Acostumbrábamos a hablarnos muy bajito, casi en susurros. A veces
uno de los dos callaba de repente y miraba de refilón a izquierda y
derecha, presintiendo una presencia acechante, espía. Mis preguntas,
invariablemente las mismas: qué, quién, cuándo, dónde, cómo, por
qué. Y todas esas uves dobles, para mi asombro, qué deleite me
producía, encontraban respuesta en sus labios coloreados de
penumbra, mientras la luz del pitillo subía, bajaba, se atenuaba,
aunque sin llegar jamás a extinguirse. Nuestros encuentros eran
cortos, acelerados, y en un momento dado, súbito parpadeo,
Garganta Profunda desaparecía igual que un prestidigitador. Quizá
nunca había estado allí, dudaba yo a veces. Y ya solo, en peligro,
con tanto miedo como sudor bajo mi flequillo, corría escaleras
abajo, huyendo de atacantes invisibles. No me detenía ni siquiera al
pisar la calle sino que seguía trotando hasta la parada de taxis más
cercana, ubicada a varias manzanas del aparcamiento.

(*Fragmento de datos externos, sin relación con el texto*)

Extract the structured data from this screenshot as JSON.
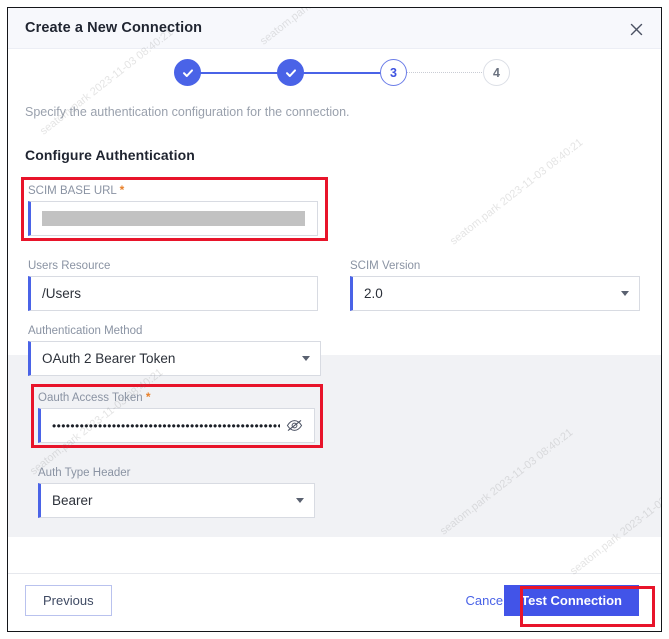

Recuerdo cómo, durante el trayecto en coche hacia la redacción, giraba
continuamente la cabeza temeroso y buscaba faros enemigos al otro
lado de la trasera del taxi. Únicamente me sabía a salvo en el
periódico, atrincherado frente al brillo fantasmagórico de mi
monitor, mientras daba forma al artículo del día siguiente. Fueron
tiempos difíciles. Entiendo que el director me quitase de escribir
horóscopos.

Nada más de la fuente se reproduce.